There were 301 households, out of which 27.2% had children under the age of 18 living with them, 65.8% were married couples living together, 7.0% had a female householder with no husband present, and 25.2% were non-families. 19.9% of all households were made up of individuals, and 9.3% had someone living alone who was 65 years of age or older. The average household size was 2.57 and the average family size was 2.97.

In the township the population was spread out, with 24.0% under the age of 18, 7.0% from 18 to 24, 25.7% from 25 to 44, 29.0% from 45 to 64, and 14.3% who were 65 years of age or older.
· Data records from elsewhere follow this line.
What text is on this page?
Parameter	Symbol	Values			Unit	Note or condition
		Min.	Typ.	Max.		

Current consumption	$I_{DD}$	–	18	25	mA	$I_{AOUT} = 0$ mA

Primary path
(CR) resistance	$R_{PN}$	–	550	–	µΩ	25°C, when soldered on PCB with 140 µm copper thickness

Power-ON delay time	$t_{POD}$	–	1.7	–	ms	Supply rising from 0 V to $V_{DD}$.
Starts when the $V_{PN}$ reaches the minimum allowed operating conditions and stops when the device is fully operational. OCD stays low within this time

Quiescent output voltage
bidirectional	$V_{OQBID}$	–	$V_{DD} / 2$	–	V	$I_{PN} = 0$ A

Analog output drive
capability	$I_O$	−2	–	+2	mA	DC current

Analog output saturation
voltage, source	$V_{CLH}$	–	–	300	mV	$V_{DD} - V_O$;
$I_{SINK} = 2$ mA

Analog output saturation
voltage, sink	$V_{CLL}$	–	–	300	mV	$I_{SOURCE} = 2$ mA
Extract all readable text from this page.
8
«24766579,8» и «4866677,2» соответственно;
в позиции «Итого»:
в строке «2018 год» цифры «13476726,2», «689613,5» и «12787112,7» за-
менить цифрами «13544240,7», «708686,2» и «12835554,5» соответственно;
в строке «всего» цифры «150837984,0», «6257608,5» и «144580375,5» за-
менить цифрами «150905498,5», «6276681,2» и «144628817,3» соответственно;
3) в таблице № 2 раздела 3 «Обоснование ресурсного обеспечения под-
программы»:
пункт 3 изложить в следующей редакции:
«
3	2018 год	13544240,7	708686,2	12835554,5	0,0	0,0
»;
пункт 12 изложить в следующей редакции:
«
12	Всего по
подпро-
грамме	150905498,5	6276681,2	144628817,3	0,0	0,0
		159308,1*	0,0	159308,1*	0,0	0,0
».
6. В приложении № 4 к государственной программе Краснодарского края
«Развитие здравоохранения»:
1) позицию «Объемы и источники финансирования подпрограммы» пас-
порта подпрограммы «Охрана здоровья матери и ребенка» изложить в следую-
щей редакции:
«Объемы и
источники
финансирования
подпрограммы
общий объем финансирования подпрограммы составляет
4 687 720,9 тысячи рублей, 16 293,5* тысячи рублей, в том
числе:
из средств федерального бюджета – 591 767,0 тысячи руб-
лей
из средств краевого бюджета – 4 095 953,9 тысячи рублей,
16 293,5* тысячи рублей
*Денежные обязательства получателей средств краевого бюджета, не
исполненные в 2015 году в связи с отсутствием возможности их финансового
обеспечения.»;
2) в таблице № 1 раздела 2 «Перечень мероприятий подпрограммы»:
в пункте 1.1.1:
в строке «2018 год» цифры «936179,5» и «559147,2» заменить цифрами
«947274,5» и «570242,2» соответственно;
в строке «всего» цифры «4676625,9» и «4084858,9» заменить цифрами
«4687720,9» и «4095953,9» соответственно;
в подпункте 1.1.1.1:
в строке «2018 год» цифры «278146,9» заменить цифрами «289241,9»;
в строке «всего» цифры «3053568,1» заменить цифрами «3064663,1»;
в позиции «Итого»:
The median age was 41 years. For every 100 females, there were 100.3 males. For every 100 females age 18 and over, there were 96.3 males.

The median income for a household in the township was $33,542, and the median income for a family was $37,868. Males had a median income of $29,911 versus $22,031 for females. The per capita income for the township was $15,726. About 9.8% of families and 11.7% of the population were below the poverty line, including 13.6% of those under age 18 and 9.7% of those age 65 or over.